I don’t want to sound like a doomsday lunatic, since there are enough of those running for President. Besides, I’m not qualified to run for President since I can do simple MATH. I’ve pointed out that in 2016, I looked at my “Quality and Resource Use Report” (QRUR) and thought, “This could be the end of wound care as a field.” I base that observation on actual data. I work as a physician in a Hospital-Based Outpatient Wound Center two days a week, which is less than half time. My primary board certification is in Family Practice. In 2016, Medicare determined that 17 of my patients with chronic conditions were hospitalized as were 12 diabetic patients, 1 COPD patient, and 8 heart failure patients. If I had hit 20 in any of those categories I could have had a claw back of money under PQRS. Note that although I worked less than half-time as a physician, my hospitalization rate was more than 50% of the threshold in two categories and was nearly half the threshold in a third.  It’s safe to say if I had worked full-time in 2016, more than 20 patients would have been hospitalized in at least 2 if not 3 of the categories that comprise hospitalization rates per 1,000 beneficiaries for ambulatory care-sensitive conditions. Additionally, I was right at the halfway mark for “All Cause” hospital re-admissions.

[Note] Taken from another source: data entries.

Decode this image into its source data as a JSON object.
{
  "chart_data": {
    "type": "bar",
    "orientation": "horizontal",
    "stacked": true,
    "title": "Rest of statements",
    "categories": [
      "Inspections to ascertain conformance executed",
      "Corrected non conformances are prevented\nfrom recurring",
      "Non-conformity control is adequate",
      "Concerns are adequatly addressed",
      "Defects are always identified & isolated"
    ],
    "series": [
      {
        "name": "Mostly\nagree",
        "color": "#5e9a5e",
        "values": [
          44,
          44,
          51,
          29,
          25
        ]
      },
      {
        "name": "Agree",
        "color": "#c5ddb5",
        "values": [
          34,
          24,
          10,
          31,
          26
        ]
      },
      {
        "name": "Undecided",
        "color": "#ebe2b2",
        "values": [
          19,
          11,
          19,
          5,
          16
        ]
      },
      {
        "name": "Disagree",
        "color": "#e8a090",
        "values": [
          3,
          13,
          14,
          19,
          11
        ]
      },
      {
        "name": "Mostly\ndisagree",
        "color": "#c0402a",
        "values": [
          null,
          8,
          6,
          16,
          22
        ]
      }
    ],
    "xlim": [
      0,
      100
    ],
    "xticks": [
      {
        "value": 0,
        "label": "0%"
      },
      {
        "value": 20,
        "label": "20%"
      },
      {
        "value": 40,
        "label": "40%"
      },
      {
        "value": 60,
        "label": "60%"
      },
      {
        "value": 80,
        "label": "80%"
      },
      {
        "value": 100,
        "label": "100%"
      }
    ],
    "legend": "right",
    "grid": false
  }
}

The numbers below make perfect sense if you know the prevalence rate of serious co-morbid conditions in my patients (60% with diabetes, 54% with ischemic heart disease, 24% with CHF, etc.). I recently blogged about this. The problem is not so much that patients with chronic wounds are very sick and get hospitalized frequently (often not because of their wounds) – although that’s unfortunate for the patients. The problem, at least from the perspective of the Wound Care Practitioner, is that Medicare THINKS we are their primary doctor. Unless you board certified as a surgeon or a podiatrist, Medicare assumes you are the primary doctor because you probably provide the plurality of the Evaluation and Management (E&M) services in any given year. The issue for me is not so much that the patients were hospitalized, but that Medicare holds me accountable for the fact that they got hospitalized, and there is no mechanism for me to explain to Medicare that I’m just their Wound Care doctor.

Why is this a problem? Because these patients need a lot of expensive care – not just for wound care, but for all their complicated problems. And the wound care practitioner “owns” it all.

A few weeks ago I was leaving the hospital and found myself behind a Bentley belonging to a cardiologist. I  know it was a cardiologist because he has vanity plates that say “HRT-[blank].”

I see a lot of his CHF patients at the wound center because they have lymphedema and copiously draining, non-healing ulcers on their chronically swollen legs. He’s not going to get a claw back of his Medicare Part B payments for the CHF patients we share if they get re-hospitalized this year. Why? Because Medicare is going to claw back my Part B payments instead. Think about that.